Sunday, June 01, 2008

The need to be ready to write

Anne Enright writes about the difficulty of starting a novel, and the tricky conditions required for doing so, including one's own emotional relationship to the material. What comes over is an impression that the ability to get going on a piece is not ultimately under the author's conscious control or will.

I've written something similar on this blog, but after reading the Enright piece I got to thinking that actually, sometimes being forced to start writing rather than waiting around for the ripe moment or 'inspiration' is useful, and fruitful (well I hope it was for me!). All but the first two of my radio plays were written to commission and deadline, as were at least two of the stories in Balancing: 'The Way to Behave', which was commissioned for the Bitchlit anthology, and 'Into the Night' which was requested for a Welsh anthology of erotic stories (though the anthology never happened - not enough Welsh writers came up with erotic stories!) I've also written here agreeing with AL Kennedy that literary competitions which dictate subject-matter militate against innovation, but both of these short stories were responses to prescribed themes.

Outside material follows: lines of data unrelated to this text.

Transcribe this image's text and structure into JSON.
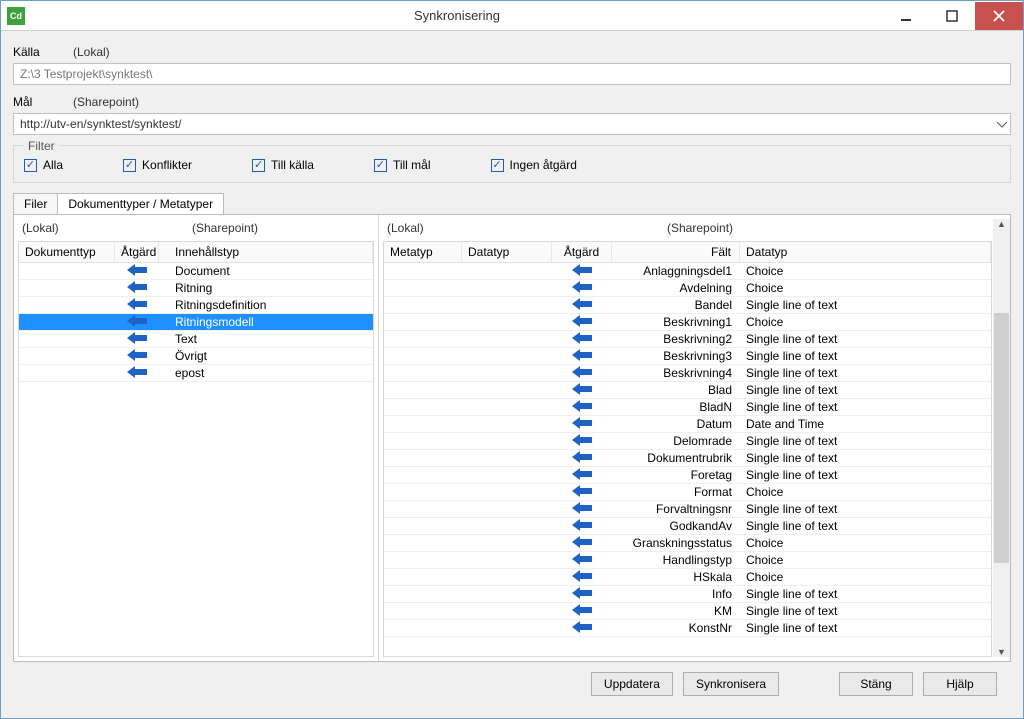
{
  "window": {
    "title": "Synkronisering",
    "icon_text": "Cd"
  },
  "source": {
    "label": "Källa",
    "sub": "(Lokal)",
    "path": "Z:\\3 Testprojekt\\synktest\\"
  },
  "target": {
    "label": "Mål",
    "sub": "(Sharepoint)",
    "url": "http://utv-en/synktest/synktest/"
  },
  "filter": {
    "legend": "Filter",
    "alla": "Alla",
    "konflikter": "Konflikter",
    "till_kalla": "Till källa",
    "till_mal": "Till mål",
    "ingen": "Ingen åtgärd"
  },
  "tabs": {
    "filer": "Filer",
    "doktyper": "Dokumenttyper / Metatyper"
  },
  "left_pane": {
    "lokal": "(Lokal)",
    "sharepoint": "(Sharepoint)",
    "cols": {
      "dokumenttyp": "Dokumenttyp",
      "atgard": "Åtgärd",
      "innehall": "Innehållstyp"
    },
    "rows": [
      {
        "typ": "",
        "innehall": "Document",
        "selected": false
      },
      {
        "typ": "",
        "innehall": "Ritning",
        "selected": false
      },
      {
        "typ": "",
        "innehall": "Ritningsdefinition",
        "selected": false
      },
      {
        "typ": "",
        "innehall": "Ritningsmodell",
        "selected": true
      },
      {
        "typ": "",
        "innehall": "Text",
        "selected": false
      },
      {
        "typ": "",
        "innehall": "Övrigt",
        "selected": false
      },
      {
        "typ": "",
        "innehall": "epost",
        "selected": false
      }
    ]
  },
  "right_pane": {
    "lokal": "(Lokal)",
    "sharepoint": "(Sharepoint)",
    "cols": {
      "metatyp": "Metatyp",
      "datatyp": "Datatyp",
      "atgard": "Åtgärd",
      "falt": "Fält",
      "datatyp2": "Datatyp"
    },
    "rows": [
      {
        "falt": "Anlaggningsdel1",
        "datatyp": "Choice"
      },
      {
        "falt": "Avdelning",
        "datatyp": "Choice"
      },
      {
        "falt": "Bandel",
        "datatyp": "Single line of text"
      },
      {
        "falt": "Beskrivning1",
        "datatyp": "Choice"
      },
      {
        "falt": "Beskrivning2",
        "datatyp": "Single line of text"
      },
      {
        "falt": "Beskrivning3",
        "datatyp": "Single line of text"
      },
      {
        "falt": "Beskrivning4",
        "datatyp": "Single line of text"
      },
      {
        "falt": "Blad",
        "datatyp": "Single line of text"
      },
      {
        "falt": "BladN",
        "datatyp": "Single line of text"
      },
      {
        "falt": "Datum",
        "datatyp": "Date and Time"
      },
      {
        "falt": "Delomrade",
        "datatyp": "Single line of text"
      },
      {
        "falt": "Dokumentrubrik",
        "datatyp": "Single line of text"
      },
      {
        "falt": "Foretag",
        "datatyp": "Single line of text"
      },
      {
        "falt": "Format",
        "datatyp": "Choice"
      },
      {
        "falt": "Forvaltningsnr",
        "datatyp": "Single line of text"
      },
      {
        "falt": "GodkandAv",
        "datatyp": "Single line of text"
      },
      {
        "falt": "Granskningsstatus",
        "datatyp": "Choice"
      },
      {
        "falt": "Handlingstyp",
        "datatyp": "Choice"
      },
      {
        "falt": "HSkala",
        "datatyp": "Choice"
      },
      {
        "falt": "Info",
        "datatyp": "Single line of text"
      },
      {
        "falt": "KM",
        "datatyp": "Single line of text"
      },
      {
        "falt": "KonstNr",
        "datatyp": "Single line of text"
      }
    ]
  },
  "buttons": {
    "uppdatera": "Uppdatera",
    "synkronisera": "Synkronisera",
    "stang": "Stäng",
    "hjalp": "Hjälp"
  }
}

I guess, though, it's more a question of being lucky if the prescribed theme or the imposed deadline fits your own prior state of readiness, because unless you're in the 'zone' whatever you write will be dead in the water before it swims.

2 comments:

Tania Hershman said...

This is interesting, as your blog always is. I wrote about this recently in terms of a writing schedule - I thought setting aside several hours each day as "writing time" would be a good thing, but I wasn't sure, as a short story writer, how this fit into the concept of the "zone", which doesn't seem, to me, as something that can be forced. I do agree thought that being ready is important, so perhaps all I am doing in much of my writing time is getting myself ready. Time will tell!

Elizabeth Baines said...

Hi Tania. As you say in your piece, if I remember correctly, for a novel though it's simply necessary to set time aside each day as far as possible, otherwise the thing just doesn't get written. But then I have found that writing a novel means being 'in the zone' - ie the dream of it - pretty permanently so it's easier to do that. Stories are much more demanding on that EMOTIONAL level, as I think you indicate also: each one needs a whole new emotional engagement and attention, which is difficult to conjure on a routine basis.

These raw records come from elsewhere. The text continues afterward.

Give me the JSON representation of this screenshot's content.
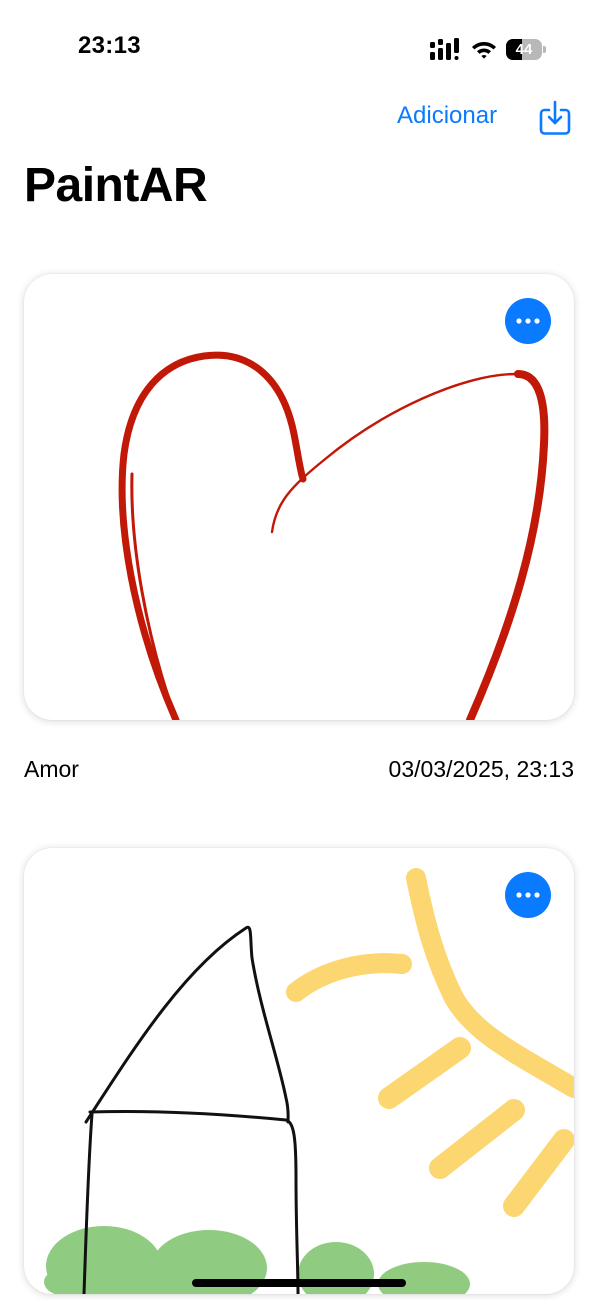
{
  "status_bar": {
    "time": "23:13",
    "battery_level": "44",
    "battery_fraction": 0.44,
    "icons": [
      "signal-icon",
      "wifi-icon",
      "battery-icon"
    ]
  },
  "nav": {
    "add_label": "Adicionar",
    "import_icon": "square-arrow-down-icon"
  },
  "page": {
    "title": "PaintAR"
  },
  "drawings": [
    {
      "name": "Amor",
      "date": "03/03/2025, 23:13",
      "menu_icon": "ellipsis-icon",
      "stroke_color": "#c21807"
    },
    {
      "menu_icon": "ellipsis-icon",
      "stroke_colors": [
        "#000000",
        "#fcd469",
        "#7cc26a"
      ]
    }
  ],
  "colors": {
    "accent": "#0a7aff",
    "background": "#ffffff"
  }
}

On the other hand, I do try to write every day if I'm not doing something else: that old advice of sitting at the desk even if you're not 'inspired' and writing SOMETHING just to see if something else comes has worked for me: it's a question, I think of sometimes being able to force yourself into the zone. I think the trick is not to mind, though, if nothing comes, but to get up and go and do something else - I often find that it's after I've given up that the ideas come in sideways after all!